Civil War Vet Given Hero’s Burial ‘Stonewall’ Jackson’s Horse Finally Treated With Dignity

Associated Press

The bones of a revered Civil War veteran were buried Sunday on the parade ground at Virginia Military Institute as a fife and drum corps played “Dixie” and re-enactors fired a deafening salute with black-powder rifles.

His name was Little Sorrell, the scruffy, potbellied horse that Gen. Thomas “Stonewall” Jackson rode during the Shenandoah Valley campaign.

Nearly 400 people turned out for the ceremony.

In the decade before he died, and in the subsequent century, Little Sorrell and his remains were often treated with little dignity.

While he lived at the VMI in the 1880s, visitors would pull off a snippet of hair as a souvenir, leaving him with a stunted tail and a fear of strangers.

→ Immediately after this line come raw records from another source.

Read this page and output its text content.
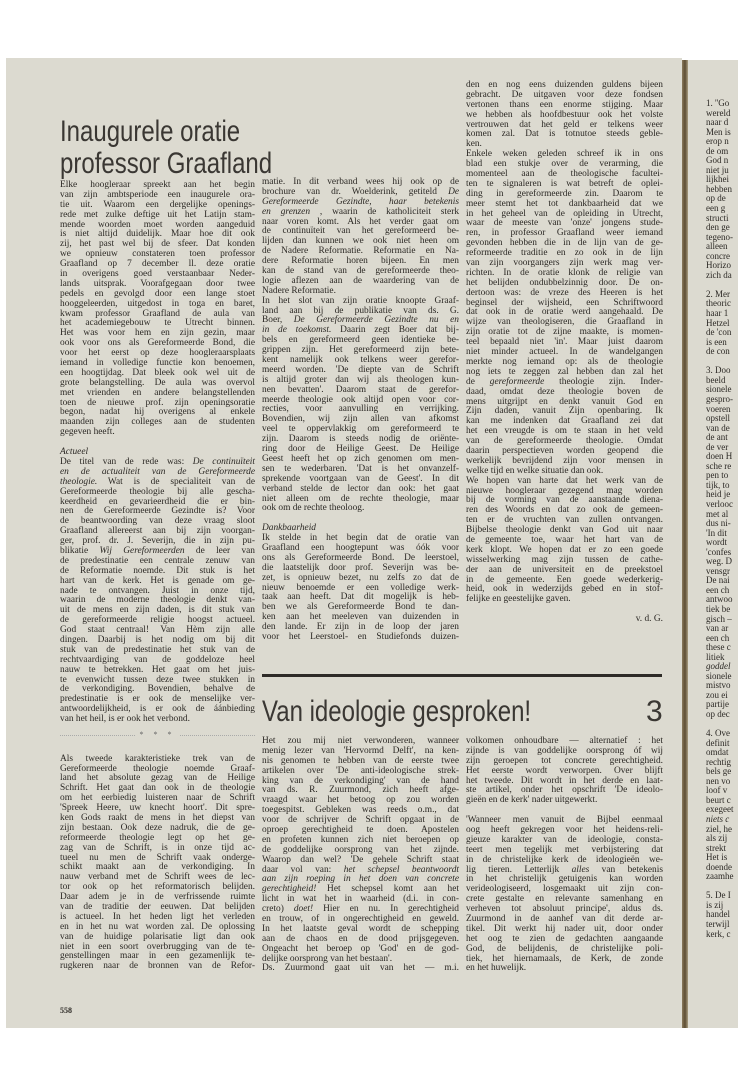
Inaugurele oratie
professor Graafland
Elke hoogleraar spreekt aan het begin
van zijn ambtsperiode een inaugurele ora-
tie uit. Waarom een dergelijke openings-
rede met zulke deftige uit het Latijn stam-
mende woorden moet worden aangeduid
is niet altijd duidelijk. Maar hoe dit ook
zij, het past wel bij de sfeer. Dat konden
we opnieuw constateren toen professor
Graafland op 7 december ll. deze oratie
in overigens goed verstaanbaar Neder-
lands uitsprak. Voorafgegaan door twee
pedels en gevolgd door een lange stoet
hooggeleerden, uitgedost in toga en baret,
kwam professor Graafland de aula van
het academiegebouw te Utrecht binnen.
Het was voor hem en zijn gezin, maar
ook voor ons als Gereformeerde Bond, die
voor het eerst op deze hoogleraarsplaats
iemand in volledige functie kon benoemen,
een hoogtijdag. Dat bleek ook wel uit de
grote belangstelling. De aula was overvol
met vrienden en andere belangstellenden
toen de nieuwe prof. zijn openingsoratie
begon, nadat hij overigens al enkele
maanden zijn colleges aan de studenten
gegeven heeft.
Actueel
De titel van de rede was: De continuïteit
en de actualiteit van de Gereformeerde
theologie. Wat is de specialiteit van de
Gereformeerde theologie bij alle gescha-
keerdheid en gevarieerdheid die er bin-
nen de Gereformeerde Gezindte is? Voor
de beantwoording van deze vraag sloot
Graafland allereerst aan bij zijn voorgan-
ger, prof. dr. J. Severijn, die in zijn pu-
blikatie Wij Gereformeerden de leer van
de predestinatie een centrale zenuw van
de Reformatie noemde. Dit stuk is het
hart van de kerk. Het is genade om ge-
nade te ontvangen. Juist in onze tijd,
waarin de moderne theologie denkt van-
uit de mens en zijn daden, is dit stuk van
de gereformeerde religie hoogst actueel.
God staat centraal! Van Hèm zijn alle
dingen. Daarbij is het nodig om bij dit
stuk van de predestinatie het stuk van de
rechtvaardiging van de goddeloze heel
nauw te betrekken. Het gaat om het juis-
te evenwicht tussen deze twee stukken in
de verkondiging. Bovendien, behalve de
predestinatie is er ook de menselijke ver-
antwoordelijkheid, is er ook de áánbieding
van het heil, is er ook het verbond.
* * *
Als tweede karakteristieke trek van de
Gereformeerde theologie noemde Graaf-
land het absolute gezag van de Heilige
Schrift. Het gaat dan ook in de theologie
om het eerbiedig luisteren naar de Schrift
'Spreek Heere, uw knecht hoort'. Dit spre-
ken Gods raakt de mens in het diepst van
zijn bestaan. Ook deze nadruk, die de ge-
reformeerde theologie legt op het ge-
zag van de Schrift, is in onze tijd ac-
tueel nu men de Schrift vaak onderge-
schikt maakt aan de verkondiging. In
nauw verband met de Schrift wees de lec-
tor ook op het reformatorisch belijden.
Daar adem je in de verfrissende ruimte
van de traditie der eeuwen. Dat belijden
is actueel. In het heden ligt het verleden
en in het nu wat worden zal. De oplossing
van de huidige polarisatie ligt dan ook
niet in een soort overbrugging van de te-
genstellingen maar in een gezamenlijk te-
rugkeren naar de bronnen van de Refor-
matie. In dit verband wees hij ook op de
brochure van dr. Woelderink, getiteld De
Gereformeerde Gezindte, haar betekenis
en grenzen , waarin de katholiciteit sterk
naar voren komt. Als het verder gaat om
de continuïteit van het gereformeerd be-
lijden dan kunnen we ook niet heen om
de Nadere Reformatie. Reformatie en Na-
dere Reformatie horen bijeen. En men
kan de stand van de gereformeerde theo-
logie aflezen aan de waardering van de
Nadere Reformatie.
In het slot van zijn oratie knoopte Graaf-
land aan bij de publikatie van ds. G.
Boer, De Gereformeerde Gezindte nu en
in de toekomst. Daarin zegt Boer dat bij-
bels en gereformeerd geen identieke be-
grippen zijn. Het gereformeerd zijn bete-
kent namelijk ook telkens weer gerefor-
meerd worden. 'De diepte van de Schrift
is altijd groter dan wij als theologen kun-
nen bevatten'. Daarom staat de gerefor-
meerde theologie ook altijd open voor cor-
recties, voor aanvulling en verrijking.
Bovendien, wij zijn allen van afkomst
veel te oppervlakkig om gereformeerd te
zijn. Daarom is steeds nodig de oriënte-
ring door de Heilige Geest. De Heilige
Geest heeft het op zich genomen om men-
sen te wederbaren. 'Dat is het onvanzelf-
sprekende voortgaan van de Geest'. In dit
verband stelde de lector dan ook: het gaat
niet alleen om de rechte theologie, maar
ook om de rechte theoloog.
Dankbaarheid
Ik stelde in het begin dat de oratie van
Graafland een hoogtepunt was óók voor
ons als Gereformeerde Bond. De leerstoel,
die laatstelijk door prof. Severijn was be-
zet, is opnieuw bezet, nu zelfs zo dat de
nieuw benoemde er een volledige werk-
taak aan heeft. Dat dit mogelijk is heb-
ben we als Gereformeerde Bond te dan-
ken aan het meeleven van duizenden in
den lande. Er zijn in de loop der jaren
voor het Leerstoel- en Studiefonds duizen-
den en nog eens duizenden guldens bijeen
gebracht. De uitgaven voor deze fondsen
vertonen thans een enorme stijging. Maar
we hebben als hoofdbestuur ook het volste
vertrouwen dat het geld er telkens weer
komen zal. Dat is totnutoe steeds geble-
ken.
Enkele weken geleden schreef ik in ons
blad een stukje over de verarming, die
momenteel aan de theologische facultei-
ten te signaleren is wat betreft de oplei-
ding in gereformeerde zin. Daarom te
meer stemt het tot dankbaarheid dat we
in het geheel van de opleiding in Utrecht,
waar de meeste van 'onze' jongens stude-
ren, in professor Graafland weer iemand
gevonden hebben die in de lijn van de ge-
reformeerde traditie en zo ook in de lijn
van zijn voorgangers zijn werk mag ver-
richten. In de oratie klonk de religie van
het belijden ondubbelzinnig door. De on-
dertoon was: de vreze des Heeren is het
beginsel der wijsheid, een Schriftwoord
dat ook in de oratie werd aangehaald. De
wijze van theologiseren, die Graafland in
zijn oratie tot de zijne maakte, is momen-
teel bepaald niet 'in'. Maar juist daarom
niet minder actueel. In de wandelgangen
merkte nog iemand op: als de theologie
nog iets te zeggen zal hebben dan zal het
de gereformeerde theologie zijn. Inder-
daad, omdat deze theologie boven de
mens uitgrijpt en denkt vanuit God en
Zijn daden, vanuit Zijn openbaring. Ik
kan me indenken dat Graafland zei dat
het een vreugde is om te staan in het veld
van de gereformeerde theologie. Omdat
daarin perspectieven worden geopend die
werkelijk bevrijdend zijn voor mensen in
welke tijd en welke situatie dan ook.
We hopen van harte dat het werk van de
nieuwe hoogleraar gezegend mag worden
bij de vorming van de aanstaande diena-
ren des Woords en dat zo ook de gemeen-
ten er de vruchten van zullen ontvangen.
Bijbelse theologie denkt van God uit naar
de gemeente toe, waar het hart van de
kerk klopt. We hopen dat er zo een goede
wisselwerking mag zijn tussen de cathe-
der aan de universiteit en de preekstoel
in de gemeente. Een goede wederkerig-
heid, ook in wederzijds gebed en in stof-
felijke en geestelijke gaven.
v. d. G.
Van ideologie gesproken!	3
Het zou mij niet verwonderen, wanneer
menig lezer van 'Hervormd Delft', na ken-
nis genomen te hebben van de eerste twee
artikelen over 'De anti-ideologische strek-
king van de verkondiging' van de hand
van ds. R. Zuurmond, zich heeft afge-
vraagd waar het betoog op zou worden
toegespitst. Gebleken was reeds o.m., dat
voor de schrijver de Schrift opgaat in de
oproep gerechtigheid te doen. Apostelen
en profeten kunnen zich niet beroepen op
de goddelijke oorsprong van het zijnde.
Waarop dan wel? 'De gehele Schrift staat
daar vol van: het schepsel beantwoordt
aan zijn roeping in het doen van concrete
gerechtigheid! Het schepsel komt aan het
licht in wat het in waarheid (d.i. in con-
creto) doet! Hier en nu. In gerechtigheid
en trouw, of in ongerechtigheid en geweld.
In het laatste geval wordt de schepping
aan de chaos en de dood prijsgegeven.
Ongeacht het beroep op 'God' en de god-
delijke oorsprong van het bestaan'.
Ds. Zuurmond gaat uit van het — m.i.
volkomen onhoudbare — alternatief : het
zijnde is van goddelijke oorsprong óf wij
zijn geroepen tot concrete gerechtigheid.
Het eerste wordt verworpen. Over blijft
het tweede. Dit wordt in het derde en laat-
ste artikel, onder het opschrift 'De ideolo-
gieën en de kerk' nader uitgewerkt.
'Wanneer men vanuit de Bijbel eenmaal
oog heeft gekregen voor het heidens-reli-
gieuze karakter van de ideologie, consta-
teert men tegelijk met verbijstering dat
in de christelijke kerk de ideologieën we-
lig tieren. Letterlijk alles van betekenis
in het christelijk getuigenis kan worden
verideologiseerd, losgemaakt uit zijn con-
crete gestalte en relevante samenhang en
verheven tot absoluut principe', aldus ds.
Zuurmond in de aanhef van dit derde ar-
tikel. Dit werkt hij nader uit, door onder
het oog te zien de gedachten aangaande
God, de belijdenis, de christelijke poli-
tiek, het hiernamaals, de Kerk, de zonde
en het huwelijk.
558
1. ''Go
wereld
naar d
Men is
erop n
de om
God n
niet ju
lijkhei
hebben
op de
een g
structi
den ge
tegeno-
alleen
concre
Horizo
zich da

2. Mer
theoric
haar 1
Hetzel
de 'con
is een
de con

3. Doo
beeld
sionele
gespro-
voeren
opstell
van de
de ant
de ver
doen H
sche re
pen to
tijk, to
heid je
verlooc
met al
dus ni-
'In dit
wordt
'confes
weg. D
vensgr
De nai
een ch
antwoo
tiek be
gisch –
van ar
een ch
these c
litiek
goddel
sionele
mistvo
zou ei
partije
op dec

4. Ove
definit
omdat
rechtig
bels ge
nen vo
loof v
beurt c
exegeet
niets c
ziel, he
als zij
strekt
Het is
doende
zaamhe

5. De I
is zij
handel
terwijl
kerk, c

The skeleton of Little Sorrell stood in a biology class at VMI for about 40 years until a new science building was completed in 1989. The skeleton was then taken apart and the bones crammed in boxes at the VMI museum, where the stuffed hide of the horse, saddled and bridled, has been exhibited since 1948.

Jackson loved Little Sorrel, whom he also called Fancy, because the horse was a tireless campaigner, sometimes carrying the general 40 miles in a day, and he was fearless in the heat of battle, only rarely spooked by gunfire.

Little Sorrel’s cremated remains were buried at the base of his master’s bronze statue.